Oops, I wrote my comment above before I saw Stefan's new comment (now posted above mine) in the moderation queue. I hope that the agreement will help to convince someone and that my \(\LaTeX\) typesetting is prettier! ;-)

ReplyDeleteOtherwise I obviously agree that the singlet state of a H2 molecule - a two-electron state - is entangled as well. But that's because there are extra local labels (spin).
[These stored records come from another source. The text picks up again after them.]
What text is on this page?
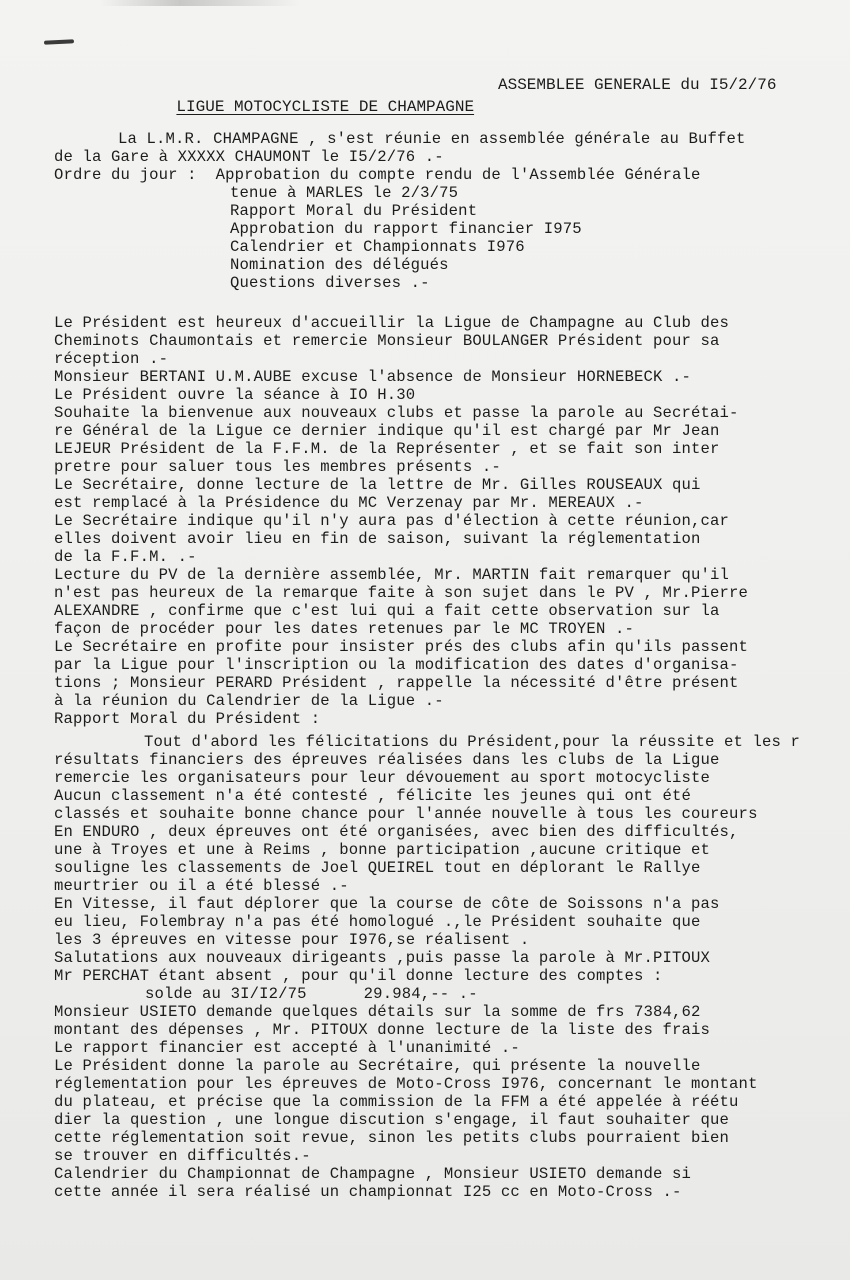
LIGUE MOTOCYCLISTE DE CHAMPAGNE

ASSEMBLEE GENERALE du I5/2/76

La L.M.R. CHAMPAGNE , s'est réunie en assemblée générale au Buffet
de la Gare à XXXXX CHAUMONT le I5/2/76 .-
Ordre du jour :  Approbation du compte rendu de l'Assemblée Générale
tenue à MARLES le 2/3/75
Rapport Moral du Président
Approbation du rapport financier I975
Calendrier et Championnats I976
Nomination des délégués
Questions diverses .-
Le Président est heureux d'accueillir la Ligue de Champagne au Club des
Cheminots Chaumontais et remercie Monsieur BOULANGER Président pour sa
réception .-
Monsieur BERTANI U.M.AUBE excuse l'absence de Monsieur HORNEBECK .-
Le Président ouvre la séance à IO H.30
Souhaite la bienvenue aux nouveaux clubs et passe la parole au Secrétai-
re Général de la Ligue ce dernier indique qu'il est chargé par Mr Jean
LEJEUR Président de la F.F.M. de la Représenter , et se fait son inter
pretre pour saluer tous les membres présents .-
Le Secrétaire, donne lecture de la lettre de Mr. Gilles ROUSEAUX qui
est remplacé à la Présidence du MC Verzenay par Mr. MEREAUX .-
Le Secrétaire indique qu'il n'y aura pas d'élection à cette réunion,car
elles doivent avoir lieu en fin de saison, suivant la réglementation
de la F.F.M. .-
Lecture du PV de la dernière assemblée, Mr. MARTIN fait remarquer qu'il
n'est pas heureux de la remarque faite à son sujet dans le PV , Mr.Pierre
ALEXANDRE , confirme que c'est lui qui a fait cette observation sur la
façon de procéder pour les dates retenues par le MC TROYEN .-
Le Secrétaire en profite pour insister prés des clubs afin qu'ils passent
par la Ligue pour l'inscription ou la modification des dates d'organisa-
tions ; Monsieur PERARD Président , rappelle la nécessité d'être présent
à la réunion du Calendrier de la Ligue .-
Rapport Moral du Président :
Tout d'abord les félicitations du Président,pour la réussite et les r
résultats financiers des épreuves réalisées dans les clubs de la Ligue
remercie les organisateurs pour leur dévouement au sport motocycliste
Aucun classement n'a été contesté , félicite les jeunes qui ont été
classés et souhaite bonne chance pour l'année nouvelle à tous les coureurs
En ENDURO , deux épreuves ont été organisées, avec bien des difficultés,
une à Troyes et une à Reims , bonne participation ,aucune critique et
souligne les classements de Joel QUEIREL tout en déplorant le Rallye
meurtrier ou il a été blessé .-
En Vitesse, il faut déplorer que la course de côte de Soissons n'a pas
eu lieu, Folembray n'a pas été homologué .,le Président souhaite que
les 3 épreuves en vitesse pour I976,se réalisent .
Salutations aux nouveaux dirigeants ,puis passe la parole à Mr.PITOUX
Mr PERCHAT étant absent , pour qu'il donne lecture des comptes :
solde au 3I/I2/75      29.984,-- .-
Monsieur USIETO demande quelques détails sur la somme de frs 7384,62
montant des dépenses , Mr. PITOUX donne lecture de la liste des frais
Le rapport financier est accepté à l'unanimité .-
Le Président donne la parole au Secrétaire, qui présente la nouvelle
réglementation pour les épreuves de Moto-Cross I976, concernant le montant
du plateau, et précise que la commission de la FFM a été appelée à réétu
dier la question , une longue discution s'engage, il faut souhaiter que
cette réglementation soit revue, sinon les petits clubs pourraient bien
se trouver en difficultés.-
Calendrier du Championnat de Champagne , Monsieur USIETO demande si
cette année il sera réalisé un championnat I25 cc en Moto-Cross .-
ReplyDeleteSome states one may produce out of the triplet state (which is given by a 3-dimensional Hilbert space) are actually not entangled. Take e.g. the J_z=1 state of it. It has both electrons in the same J_z=1/2 state and there are no various terms how to achieve it. So the full triplet state *is* a tensor product and isn't entangled; it's actually an identical problem to the spinless two electrons in two wells discussed in this blog entry.

By rotational symmetry, one may write triplet states polarized in all other directions than z, they're not entangled either. On the other hand, the j_z=0 state of the triplet state is entangled, much like the singlet.